Ironically, petroleum industry-funded studies are responsible for generating interest in preserving pronghorn and mule deer migrations and bottlenecks, such as Trappers Point. Ultra Petroleum voluntarily funded two migration studies through the University of Wyoming from 1998 to 2001.

One study followed roughly 300 pronghorn from Grand Teton and another 300 from the Gros Ventre on a 100-plus-mile migration south to the Green River Basin. Monitoring revealed that Grand Teton's pronghorn make one of the longest journeys among big game herds in North America.
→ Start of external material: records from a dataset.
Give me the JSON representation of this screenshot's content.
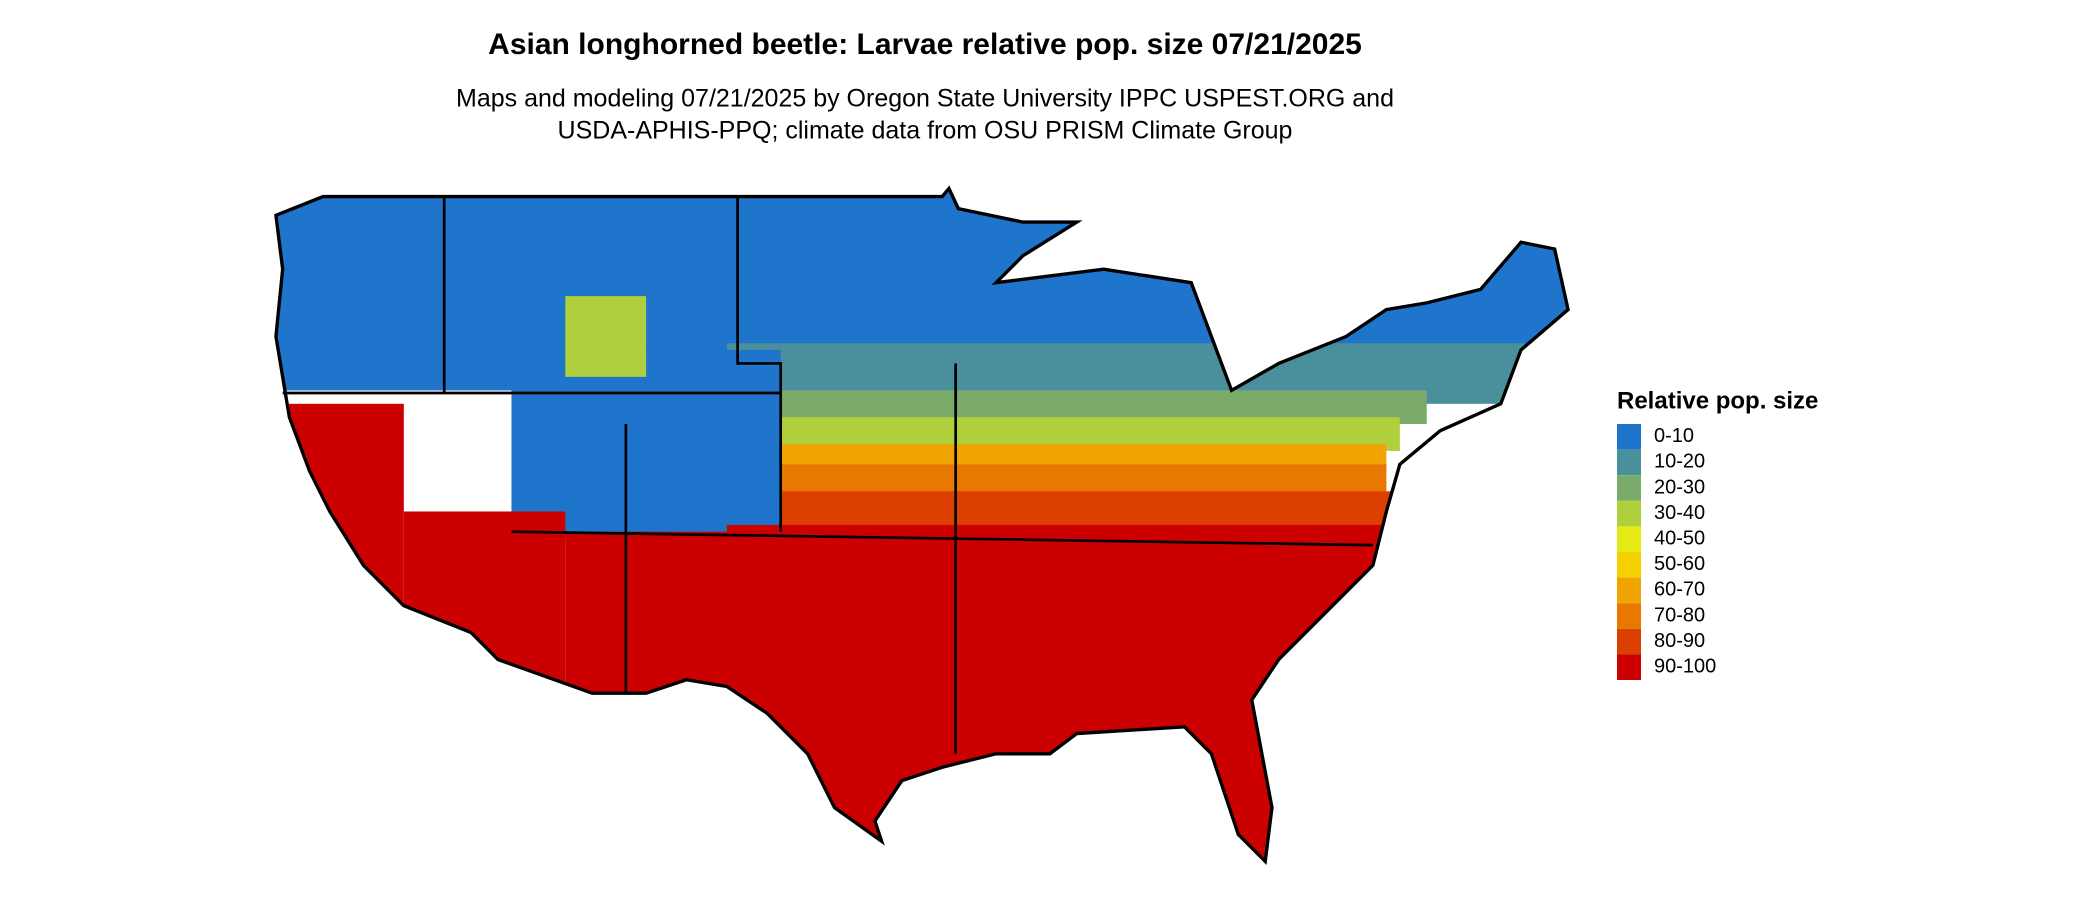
{
  "title": "Asian longhorned beetle: Larvae relative pop. size 07/21/2025",
  "subtitle": [
    "Maps and modeling 07/21/2025 by Oregon State University IPPC USPEST.ORG and",
    "USDA-APHIS-PPQ; climate data from OSU PRISM Climate Group"
  ],
  "legend": {
    "title": "Relative pop. size",
    "items": [
      {
        "label": "0-10",
        "color": "#1f74cc"
      },
      {
        "label": "10-20",
        "color": "#4a8f9c"
      },
      {
        "label": "20-30",
        "color": "#7aab6a"
      },
      {
        "label": "30-40",
        "color": "#b0cf3c"
      },
      {
        "label": "40-50",
        "color": "#e6ea14"
      },
      {
        "label": "50-60",
        "color": "#f4d000"
      },
      {
        "label": "60-70",
        "color": "#f0a400"
      },
      {
        "label": "70-80",
        "color": "#e87800"
      },
      {
        "label": "80-90",
        "color": "#dc4000"
      },
      {
        "label": "90-100",
        "color": "#cc0000"
      }
    ]
  }
}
The study pinpointed multiple bottlenecks ­ not just Trappers Point ­ and showed oil and gas development is not the only threat to wintering wildlife. Rural sprawl, fences, roads, traffic and recreation also threaten wildlife migration and winter ranges.

As Holz drove around Pinedale, he pointed to rural subdivisions expanding in wildlife movement zones. He stopped at an intersection on Highway 191 on the northern edge of town that is so busy, Game and Fish tried to stop traffic one winter to let bunched up pronghorn cross. If traffic increases too much the migration might cease, he said. Moreover, the migration corridor crosses private lands that could be slated for development.
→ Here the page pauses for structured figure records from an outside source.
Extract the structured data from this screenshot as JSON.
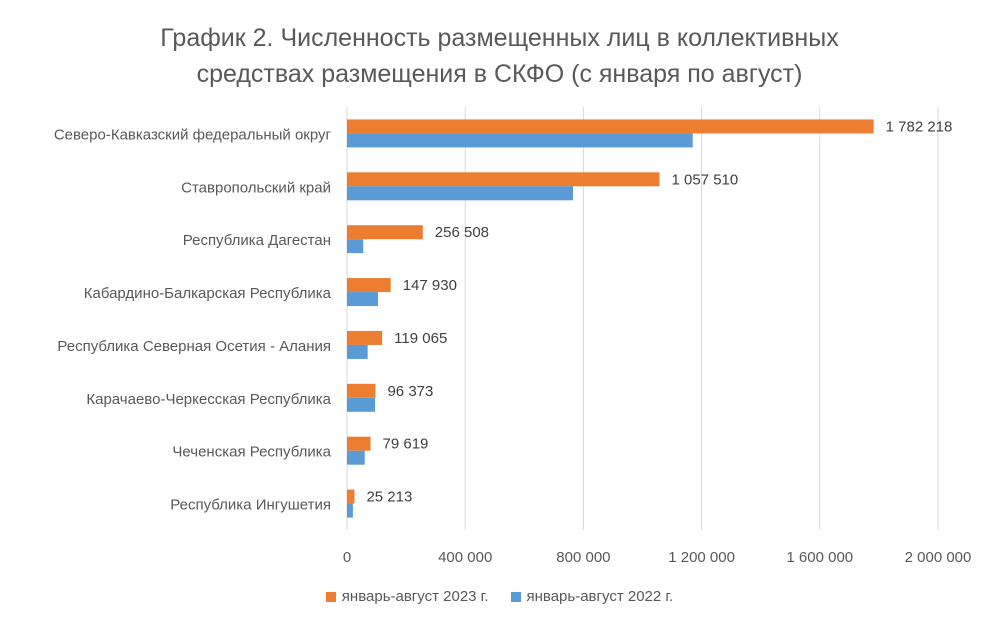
{
  "chart_data": {
    "type": "bar",
    "orientation": "horizontal",
    "title_line1": "График 2. Численность размещенных лиц в коллективных",
    "title_line2": "средствах размещения в СКФО (с января по август)",
    "categories": [
      "Северо-Кавказский федеральный округ",
      "Ставропольский край",
      "Республика Дагестан",
      "Кабардино-Балкарская Республика",
      "Республика Северная Осетия - Алания",
      "Карачаево-Черкесская Республика",
      "Чеченская Республика",
      "Республика Ингушетия"
    ],
    "series": [
      {
        "name": "январь-август 2023 г.",
        "color": "#ED7D31",
        "values": [
          1782218,
          1057510,
          256508,
          147930,
          119065,
          96373,
          79619,
          25213
        ],
        "labels": [
          "1 782 218",
          "1 057 510",
          "256 508",
          "147 930",
          "119 065",
          "96 373",
          "79 619",
          "25 213"
        ]
      },
      {
        "name": "январь-август 2022 г.",
        "color": "#5B9BD5",
        "values": [
          1170000,
          765000,
          55000,
          105000,
          70000,
          95000,
          60000,
          20000
        ]
      }
    ],
    "xlim": [
      0,
      2000000
    ],
    "xticks": [
      0,
      400000,
      800000,
      1200000,
      1600000,
      2000000
    ],
    "xtick_labels": [
      "0",
      "400 000",
      "800 000",
      "1 200 000",
      "1 600 000",
      "2 000 000"
    ],
    "grid": true,
    "legend_position": "bottom"
  }
}
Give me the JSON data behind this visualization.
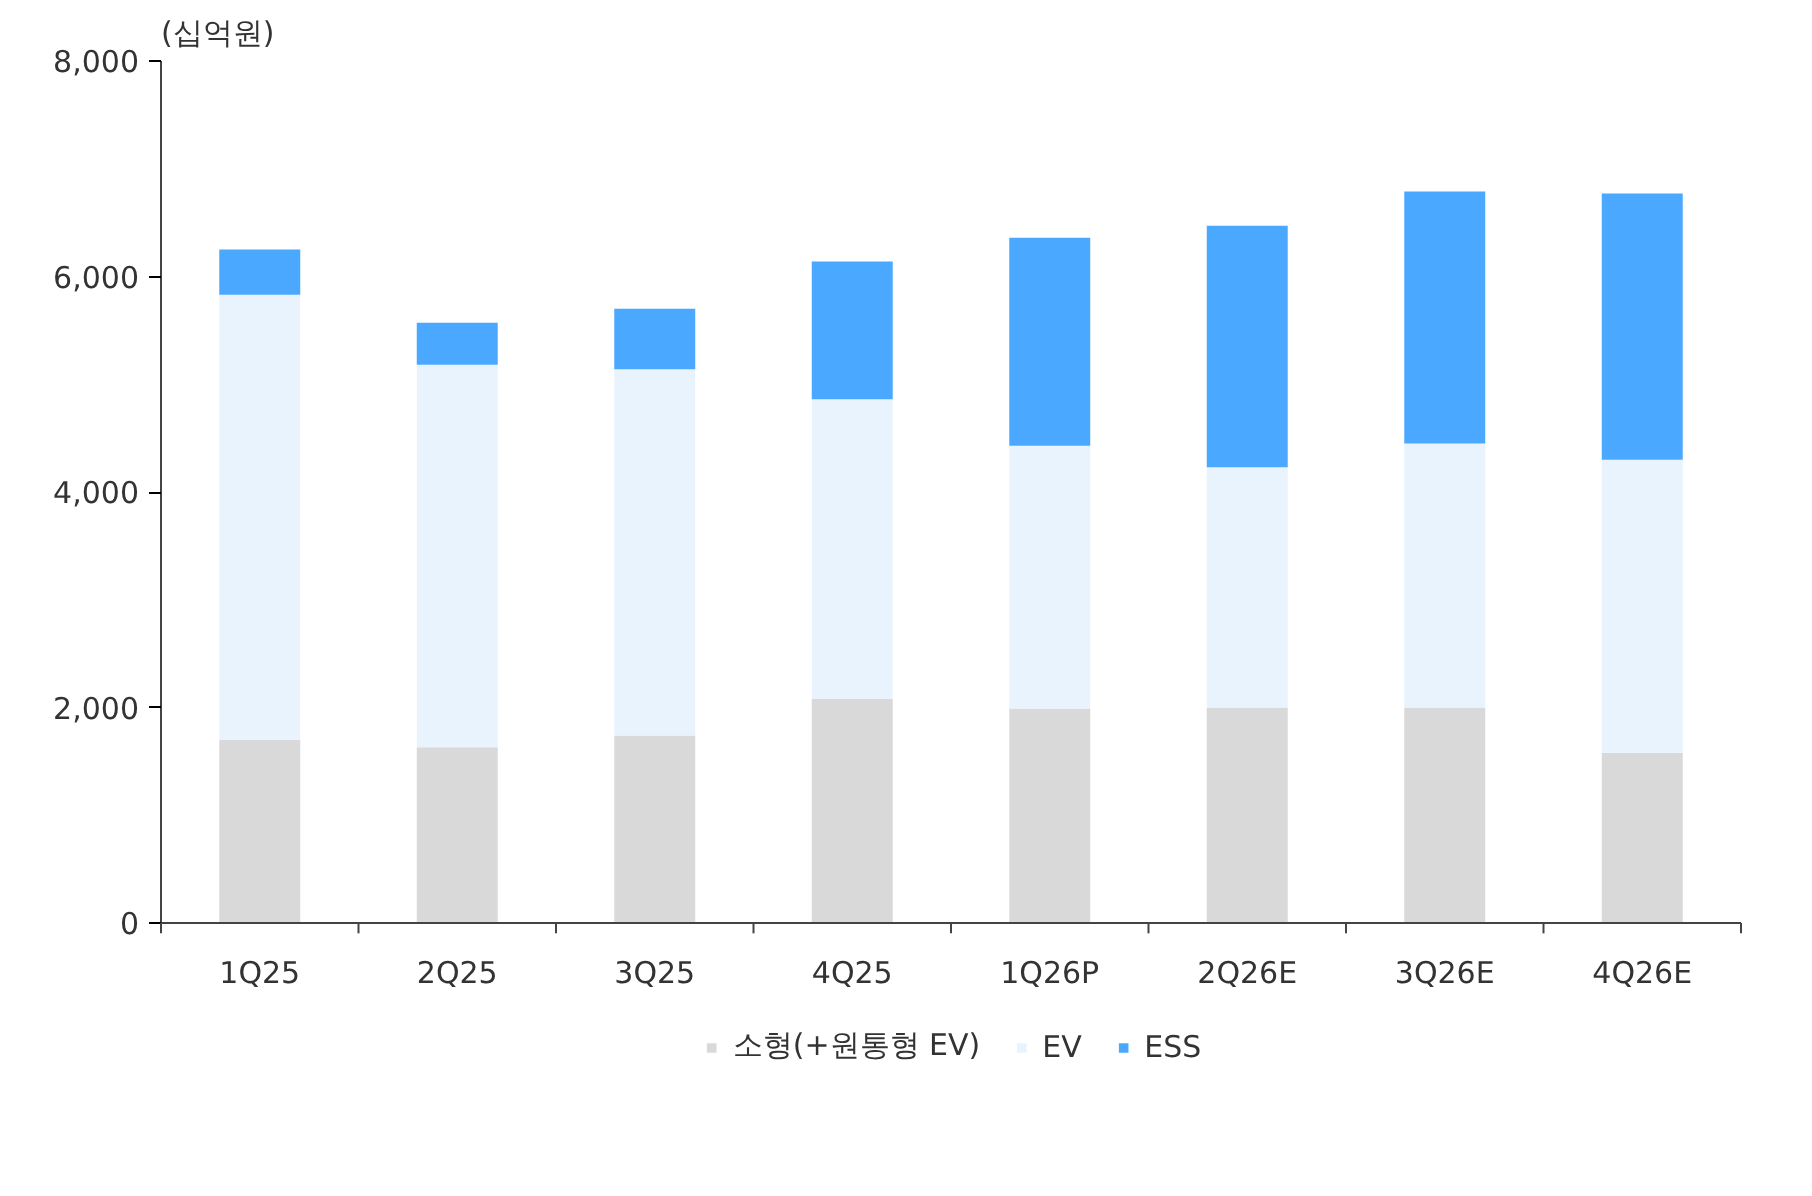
{
  "chart_data": {
    "type": "bar",
    "stacked": true,
    "ylabel": "(십억원)",
    "categories": [
      "1Q25",
      "2Q25",
      "3Q25",
      "4Q25",
      "1Q26P",
      "2Q26E",
      "3Q26E",
      "4Q26E"
    ],
    "series": [
      {
        "name": "소형(+원통형 EV)",
        "color": "#d9d9d9",
        "values": [
          1700,
          1630,
          1740,
          2080,
          1990,
          2000,
          2000,
          1580
        ]
      },
      {
        "name": "EV",
        "color": "#e8f3fe",
        "values": [
          4130,
          3550,
          3400,
          2780,
          2440,
          2230,
          2450,
          2720
        ]
      },
      {
        "name": "ESS",
        "color": "#4aa8ff",
        "values": [
          420,
          390,
          560,
          1280,
          1930,
          2240,
          2340,
          2470
        ]
      }
    ],
    "ylim": [
      0,
      8000
    ],
    "yticks": [
      {
        "value": 0,
        "label": "0"
      },
      {
        "value": 2000,
        "label": "2,000"
      },
      {
        "value": 4000,
        "label": "4,000"
      },
      {
        "value": 6000,
        "label": "6,000"
      },
      {
        "value": 8000,
        "label": "8,000"
      }
    ],
    "grid": false,
    "legend": "bottom"
  }
}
Near Fremont Lake, Holz described plans to expand a lakeside resort and a proposal for a gun club on BLM land that would have gone precisely where deer migrate. That proposal, thankfully, died, he said.

Though lesser known than Trappers Point, many of these "bottlenecks" are equally important.

Conservationists have proposed collecting royalty payments from oil and gas drilling into a wildlife trust fund to pay for enhancing wildlife migration corridors and winter ranges. The fund could help offset habitat lost on the Mesa by making improvements elsewhere.

During his tour, Holz stressed that much could be done to protect corridors and improve winter range. For example, the Wildlife Heritage Foundation spent $70,000 to redo fencing along Highway 191 north of Trappers Point to make it easier for deer and antelope to cross. The effort reduces road kills along the highway where animals previously got trapped between highway fences, he said.

An industry-supported fund also could pay for purchasing conservation easements on key lands or widening movement corridors narrowed by encroaching pine trees, he said.

The Alliance's Darin agrees such a fund could benefit wildlife. But it should be combined with other measures to protect wildlife on gas fields, he said, and not be viewed as "a green light to create sacrifice zones."